Tech company Aptiv says that the technology supplied to Volvo wasn’t at fault during last week’s incident, when an Uber-operated XC90 struck and killed 49-year old Elaine Herzberg in Tempe, Arizona.
Aptiv says that Uber disabled the XC90’s standard collision avoidance technology, which is after all standard practice, as the ride-hailing company is looking to test its own autonomous driving systems.
“We don’t want people to be confused or think it was a failure of the technology that we supply for Volvo, because that’s not the case,” stated Aptiv spokesman Zach Peterson, adding that the XC90’s standard advanced driver assistance system “has nothing to do” with Uber’s own autonomous tech, as reported by Autonews.
Meanwhile, Mobileye, which builds chips and sensors for collision-avoidance systems and also acts as a supplier for Aptiv, said that it had tested its own software following the crash by playing a video of the incident on a TV monitor.

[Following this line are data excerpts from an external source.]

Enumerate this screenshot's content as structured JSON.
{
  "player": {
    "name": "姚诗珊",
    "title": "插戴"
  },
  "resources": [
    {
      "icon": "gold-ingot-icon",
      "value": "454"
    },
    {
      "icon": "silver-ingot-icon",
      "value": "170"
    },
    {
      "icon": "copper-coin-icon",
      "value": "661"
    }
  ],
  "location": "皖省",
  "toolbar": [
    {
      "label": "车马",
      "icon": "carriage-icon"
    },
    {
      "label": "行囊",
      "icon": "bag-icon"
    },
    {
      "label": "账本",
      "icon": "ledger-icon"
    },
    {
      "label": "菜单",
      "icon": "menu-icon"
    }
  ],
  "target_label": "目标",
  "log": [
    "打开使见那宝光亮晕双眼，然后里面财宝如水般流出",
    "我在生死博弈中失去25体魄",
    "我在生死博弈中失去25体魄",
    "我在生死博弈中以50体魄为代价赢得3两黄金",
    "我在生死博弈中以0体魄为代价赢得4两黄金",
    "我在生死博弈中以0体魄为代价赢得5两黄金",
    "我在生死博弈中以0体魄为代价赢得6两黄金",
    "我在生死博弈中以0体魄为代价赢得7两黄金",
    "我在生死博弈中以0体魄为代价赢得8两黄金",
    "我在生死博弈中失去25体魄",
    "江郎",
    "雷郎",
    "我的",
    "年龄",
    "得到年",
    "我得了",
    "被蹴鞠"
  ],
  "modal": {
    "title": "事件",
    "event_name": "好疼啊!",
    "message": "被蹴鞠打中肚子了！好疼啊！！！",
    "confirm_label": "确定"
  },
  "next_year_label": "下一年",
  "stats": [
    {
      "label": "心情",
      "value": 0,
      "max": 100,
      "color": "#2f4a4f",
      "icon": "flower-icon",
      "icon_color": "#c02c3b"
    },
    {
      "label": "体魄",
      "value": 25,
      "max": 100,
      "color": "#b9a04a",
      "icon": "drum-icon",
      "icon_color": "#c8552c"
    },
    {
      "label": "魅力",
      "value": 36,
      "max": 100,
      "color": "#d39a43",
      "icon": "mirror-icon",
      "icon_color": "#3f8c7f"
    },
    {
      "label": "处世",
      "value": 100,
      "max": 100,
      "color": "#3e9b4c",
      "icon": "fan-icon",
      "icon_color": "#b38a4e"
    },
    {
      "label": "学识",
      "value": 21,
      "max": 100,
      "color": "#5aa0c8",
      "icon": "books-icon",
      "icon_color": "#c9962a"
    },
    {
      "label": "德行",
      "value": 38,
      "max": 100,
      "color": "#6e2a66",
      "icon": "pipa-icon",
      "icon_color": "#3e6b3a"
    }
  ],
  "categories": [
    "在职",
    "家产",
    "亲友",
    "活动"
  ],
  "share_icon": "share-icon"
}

Apparently, Mobileye was able to detect Herzberg one second before impact during these tests, despite the poor quality of the video – as opposed to a direct connection to the car’s cameras and sensors.
“The video released by the police seems to demonstrate that even the most basic building block of an autonomous vehicle system, the ability to detect and classify objects, is a challenging task,” stated Mobileye CEO, Amnon Shashua. “It is this same technology that is required, before tackling even tougher challenges, as a fundamental element of fully autonomous vehicles of the future.”
The Volvo XC90’s standard driver-assistance system relies on Aptiv’s radar and camera systems, which in turn use Mobileye’s chips and sensors.